A business practice used in England since 1400
Factoring is a type of debtor finance in which a business sells its debtors (i.e. invoices) to a third party (called a factor) at a discount. Usually the debtor is notified of the sale of the receivable, and the factor, bills the debtor and makes all collections. Factoring debtors provides immediate cash to a business to meet its present and immediate cash needs.
Factoring as a business practice has been used in England since 1400, and came to America with the Pilgrims, around 1620. In Australia factoring provides over $63.3 billion of finance annually to businesses.
Factors generally provide their clients with four key services:
- Advancing funds to rapidly growing businesses.
- Information on the creditworthiness of prospective customers. This is instantly available online.
- An outsourced credit function. This is done in real-time online.
- The operation of the debtor’s function. This eliminates the need and cost for permanent skilled staff.
Factoring is normally used by fast growing companies to fund their working capital needs. Freeing up the cash tied up in the debtors allows these businesses to fund their inventory and operating costs. By reducing the size of its cash balances, more money is made available for investment in the firm’s growth.
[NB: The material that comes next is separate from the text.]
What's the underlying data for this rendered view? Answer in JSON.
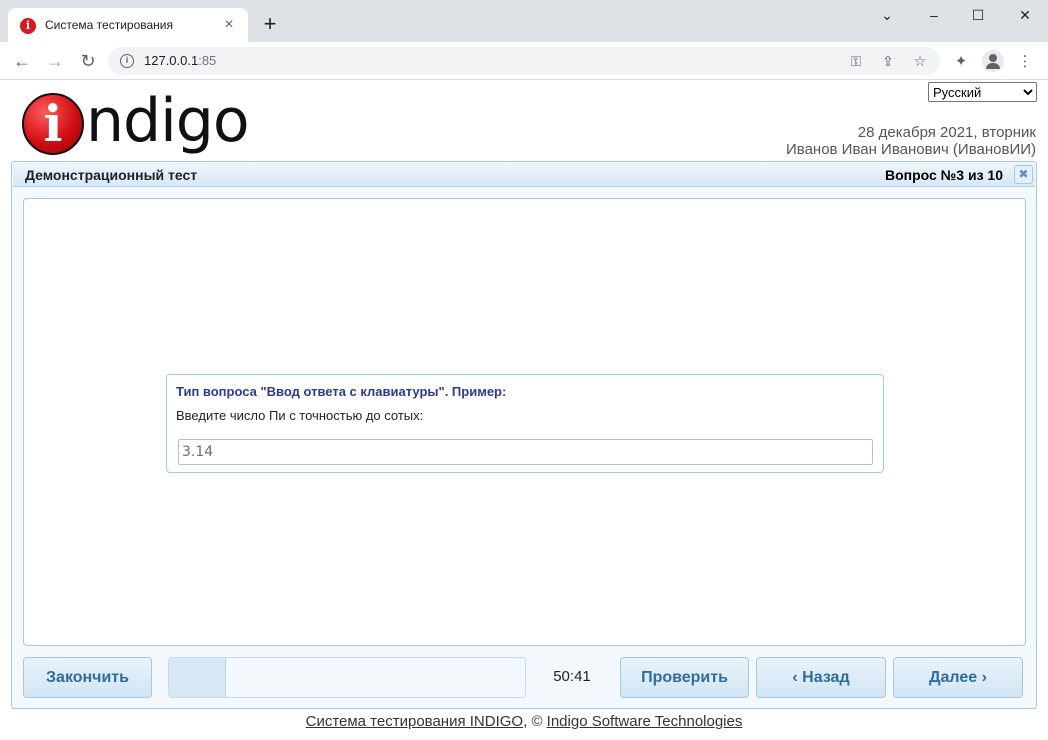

With factoring a business can get an upfront cash advance of between 75% and 90% of its debtors. Advances are usually made within 48 hours giving a business access to quick cash. The costs of factoring include a set fee on the invoice and then an interest rate based on how long the funds are drawn for. This ranges from 0.60% to 2.50% of the invoice amount and between 8% and 14% per annum on the drawn funds balance, depending on the limit amount, turnover, etc.